Bütün bunlar elbette sokakta büyük bir heyecan dalgası olmasına engel değil. Sloganlar atarak dolanan, çoğu zaman metrolarda gürültü kirliliği yaratan erkek taraftar grupları da elbette giderek daha fazla görülmeye başlandı. Milli duygular hayli kabarık. Ama her şeye rağmen hâlâ insanlar evlerinin camlarına kendi ülkelerinin bayraklarını asabiliyor ve bunun için taşlanmıyorlar. Bizim mahallede mesela her milletten insan yaşıyor. Fransızlar, İtalyanlar, Ruslar, İspanyollar dışında Hollanda’dan, Belçika’dan gelip yerleşmiş insanlar var. Hepsi kendi takımlarına coşkuyla destek oldu. Şu anda İtalyan bayraklı evleri yürüyüşlerimde görebiliyorum.
İngilizler bizden çok farklı ama bazı konularda sanırım bütün milletlerin kafası aynı çalışıyor. Pazar günü İngiltere saatiyle 20.00’de oynanacak final maçından sonra kupa gelirse sabaha kadar coşulacağı kesin. Şimdiden “Pazartesi günü tatil ilan edilsin”ciler sosyal medyada hayli yoğun faaliyetteler. Kızımın okulundan gelen mail’de bu maçın ülke için önemi anlatılıyor ve pazartesi sabahı her zamanki gibi okulun 09.00’da açık olacağı ancak velilerin çocuklarını bu sabaha özel olarak isterlerse 10.00’da bırakabileceği belirtiliyor. Sabaha kadar coşacak bir anne baba için küçük ama okul için büyük bir adım. Kendilerince bir kolaylık göstermeye çalışmışlar.

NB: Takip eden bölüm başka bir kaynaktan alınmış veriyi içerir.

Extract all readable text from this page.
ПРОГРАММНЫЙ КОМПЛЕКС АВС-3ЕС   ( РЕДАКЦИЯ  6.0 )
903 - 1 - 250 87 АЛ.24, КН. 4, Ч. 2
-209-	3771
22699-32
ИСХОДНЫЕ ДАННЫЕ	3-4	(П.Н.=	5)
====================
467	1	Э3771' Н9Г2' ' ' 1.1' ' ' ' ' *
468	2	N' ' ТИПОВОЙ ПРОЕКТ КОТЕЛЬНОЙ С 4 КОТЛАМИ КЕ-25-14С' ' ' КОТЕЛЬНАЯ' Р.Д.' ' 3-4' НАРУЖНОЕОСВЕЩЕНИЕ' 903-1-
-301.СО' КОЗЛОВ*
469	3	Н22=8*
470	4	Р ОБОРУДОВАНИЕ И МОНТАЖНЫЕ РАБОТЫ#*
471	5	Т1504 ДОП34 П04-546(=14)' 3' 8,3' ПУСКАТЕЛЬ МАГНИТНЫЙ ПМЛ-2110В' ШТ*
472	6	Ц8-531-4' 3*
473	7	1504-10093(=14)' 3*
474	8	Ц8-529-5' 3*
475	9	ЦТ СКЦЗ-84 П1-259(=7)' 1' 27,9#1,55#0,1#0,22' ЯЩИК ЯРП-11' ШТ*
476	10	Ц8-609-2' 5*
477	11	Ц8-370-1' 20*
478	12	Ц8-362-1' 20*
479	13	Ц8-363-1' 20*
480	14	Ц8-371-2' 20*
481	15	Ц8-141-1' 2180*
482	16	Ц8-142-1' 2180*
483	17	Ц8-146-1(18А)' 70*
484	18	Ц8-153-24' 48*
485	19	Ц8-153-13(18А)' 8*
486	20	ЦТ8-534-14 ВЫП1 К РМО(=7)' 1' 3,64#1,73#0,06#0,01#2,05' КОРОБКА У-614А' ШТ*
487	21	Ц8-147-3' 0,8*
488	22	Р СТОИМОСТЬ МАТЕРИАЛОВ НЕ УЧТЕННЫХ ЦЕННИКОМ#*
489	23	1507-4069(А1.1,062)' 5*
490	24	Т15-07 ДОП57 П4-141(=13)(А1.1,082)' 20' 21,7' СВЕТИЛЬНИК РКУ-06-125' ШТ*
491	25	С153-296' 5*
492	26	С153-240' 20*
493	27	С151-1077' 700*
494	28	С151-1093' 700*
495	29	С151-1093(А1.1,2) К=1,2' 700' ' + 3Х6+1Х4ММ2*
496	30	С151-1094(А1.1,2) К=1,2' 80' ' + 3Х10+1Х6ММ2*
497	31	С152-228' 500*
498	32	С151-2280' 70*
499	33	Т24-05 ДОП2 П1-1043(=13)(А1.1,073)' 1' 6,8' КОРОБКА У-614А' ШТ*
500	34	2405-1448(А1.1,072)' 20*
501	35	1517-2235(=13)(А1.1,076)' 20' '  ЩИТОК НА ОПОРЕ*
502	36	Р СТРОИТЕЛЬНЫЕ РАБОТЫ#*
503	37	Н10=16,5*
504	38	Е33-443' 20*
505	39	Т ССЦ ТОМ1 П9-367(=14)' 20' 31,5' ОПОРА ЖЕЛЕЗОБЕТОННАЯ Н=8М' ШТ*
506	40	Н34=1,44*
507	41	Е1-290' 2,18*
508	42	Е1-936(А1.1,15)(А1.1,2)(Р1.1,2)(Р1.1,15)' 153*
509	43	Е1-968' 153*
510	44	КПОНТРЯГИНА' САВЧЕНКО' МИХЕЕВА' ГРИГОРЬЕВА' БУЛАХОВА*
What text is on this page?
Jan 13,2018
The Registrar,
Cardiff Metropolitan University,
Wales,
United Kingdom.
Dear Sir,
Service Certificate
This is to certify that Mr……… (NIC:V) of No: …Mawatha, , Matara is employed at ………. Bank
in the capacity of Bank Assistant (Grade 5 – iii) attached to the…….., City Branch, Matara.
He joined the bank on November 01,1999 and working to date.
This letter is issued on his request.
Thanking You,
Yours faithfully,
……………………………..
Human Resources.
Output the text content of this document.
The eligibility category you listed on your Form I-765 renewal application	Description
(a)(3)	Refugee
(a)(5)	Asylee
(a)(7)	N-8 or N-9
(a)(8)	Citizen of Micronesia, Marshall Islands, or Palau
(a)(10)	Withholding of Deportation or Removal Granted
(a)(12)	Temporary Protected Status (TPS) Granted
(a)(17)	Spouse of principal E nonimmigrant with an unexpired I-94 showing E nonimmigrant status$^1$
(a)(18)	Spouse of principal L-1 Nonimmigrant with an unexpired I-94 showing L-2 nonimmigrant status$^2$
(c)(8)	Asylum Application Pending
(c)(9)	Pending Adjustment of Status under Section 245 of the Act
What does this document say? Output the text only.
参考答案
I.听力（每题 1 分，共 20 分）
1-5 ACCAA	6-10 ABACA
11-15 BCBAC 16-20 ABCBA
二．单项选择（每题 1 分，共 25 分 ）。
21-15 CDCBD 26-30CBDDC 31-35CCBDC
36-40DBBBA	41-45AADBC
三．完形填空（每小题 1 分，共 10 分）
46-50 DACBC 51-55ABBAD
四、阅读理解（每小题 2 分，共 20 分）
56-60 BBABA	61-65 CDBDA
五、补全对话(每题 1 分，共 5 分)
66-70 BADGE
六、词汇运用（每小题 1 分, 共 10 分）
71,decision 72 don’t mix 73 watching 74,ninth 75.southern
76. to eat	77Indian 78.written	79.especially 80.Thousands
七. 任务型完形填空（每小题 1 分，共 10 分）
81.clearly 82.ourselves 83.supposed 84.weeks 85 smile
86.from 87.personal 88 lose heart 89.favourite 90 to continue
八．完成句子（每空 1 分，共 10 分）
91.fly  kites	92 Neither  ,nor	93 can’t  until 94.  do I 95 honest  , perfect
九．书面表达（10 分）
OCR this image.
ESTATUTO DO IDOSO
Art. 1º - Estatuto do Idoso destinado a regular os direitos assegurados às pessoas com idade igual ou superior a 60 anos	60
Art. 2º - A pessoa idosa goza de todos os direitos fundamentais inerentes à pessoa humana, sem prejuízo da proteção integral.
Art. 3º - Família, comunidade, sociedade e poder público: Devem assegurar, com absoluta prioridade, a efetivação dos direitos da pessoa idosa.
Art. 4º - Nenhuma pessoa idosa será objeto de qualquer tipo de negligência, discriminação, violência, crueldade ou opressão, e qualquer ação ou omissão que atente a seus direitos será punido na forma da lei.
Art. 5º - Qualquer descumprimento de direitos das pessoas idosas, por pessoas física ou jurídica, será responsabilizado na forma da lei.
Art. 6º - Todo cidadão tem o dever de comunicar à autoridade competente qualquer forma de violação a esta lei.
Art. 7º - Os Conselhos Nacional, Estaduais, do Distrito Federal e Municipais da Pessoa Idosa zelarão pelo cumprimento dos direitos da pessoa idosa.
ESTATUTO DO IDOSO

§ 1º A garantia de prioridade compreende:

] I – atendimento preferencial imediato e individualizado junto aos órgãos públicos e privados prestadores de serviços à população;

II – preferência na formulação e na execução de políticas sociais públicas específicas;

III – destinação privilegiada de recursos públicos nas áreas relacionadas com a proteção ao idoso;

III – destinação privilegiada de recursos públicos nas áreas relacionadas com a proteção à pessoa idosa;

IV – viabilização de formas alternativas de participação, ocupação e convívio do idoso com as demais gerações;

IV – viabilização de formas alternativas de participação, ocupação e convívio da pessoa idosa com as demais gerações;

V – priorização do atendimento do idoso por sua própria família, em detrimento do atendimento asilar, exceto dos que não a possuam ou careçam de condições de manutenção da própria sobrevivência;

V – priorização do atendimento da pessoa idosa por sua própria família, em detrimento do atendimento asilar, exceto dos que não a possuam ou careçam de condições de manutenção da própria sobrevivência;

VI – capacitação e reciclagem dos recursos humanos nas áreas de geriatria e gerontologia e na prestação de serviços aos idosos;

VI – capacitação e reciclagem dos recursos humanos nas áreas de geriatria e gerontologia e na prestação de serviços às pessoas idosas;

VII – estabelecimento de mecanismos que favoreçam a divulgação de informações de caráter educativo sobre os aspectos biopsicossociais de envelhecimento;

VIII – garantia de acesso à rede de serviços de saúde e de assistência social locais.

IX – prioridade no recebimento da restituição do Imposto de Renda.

Geçen mayısta ikinci kez seçilen Londra Belediye Başkanı Sadiq Khan, tatil isteyenlere, “Kupayı alalım, tatiliniz benden” diye açıklama yaptı Twitter hesabından. Ayrıca aşı randevusu alanlara çekilişle final bileti hediye ediyor belediye. Futbolun içine girmediği herhangi bir alan yok. Aşı dâhil.
Delta Varyantı Festivali
Öte yandan, herhangi bir pub’da finali izlemek isteyenlerin şansı an itibarıyla sıfıra yakın. Pek çok pub haftalar öncesinden rezerve edilmişti. Buralarda yer bulmak imkânsız. Bazı pub’lar aynı Glastonbury bileti satar gibi maç sabah saat 10.00’da online rezervasyon sayfalarını aktif hale getirecek. İlk giren ve klavyesi/mouse’u kuvvetli (!) olanlar yerleri kapacak. Siz bu yazıyı okurken sabah 10.00’da biz de bilgisayar başında masa kovalayacağız.
Pub ya da ev seçeneğini kabul etmeyip dışarıda izlemek isteyenler için şehrin muhtelif meydanlarına dev ekranlar kuruluyor. Bunların en kalabalık olanları Trafalgar Square ve Leicester Square’deki ekranlar. Buralara masalar atılıyor ve bira servis ediliyor. Tabii ki bu ortamlar bir anlamda “Delta Variant’ı festivali” tadında olacak. İngiltere’de günlük pozitif test sayısı 35 binlerde şu anda. Hastaneye yatma ve ölüm oranları çok düşük olsa da rakamların ciddiye alınması gerektiğini düşünenler büyük bir eleştiri kampanyası yürütüyorlar. Ama final toz dumanı içinde kimsenin onların sesini duyacağını sanmam.
Uzun lafın kısası, İngiltere finale hazır. Kupa eve dönüyor mu yoksa Roma’ya mı gidiyor, pazartesi tatil mi, göreceğiz. İyi oynayan kazansın.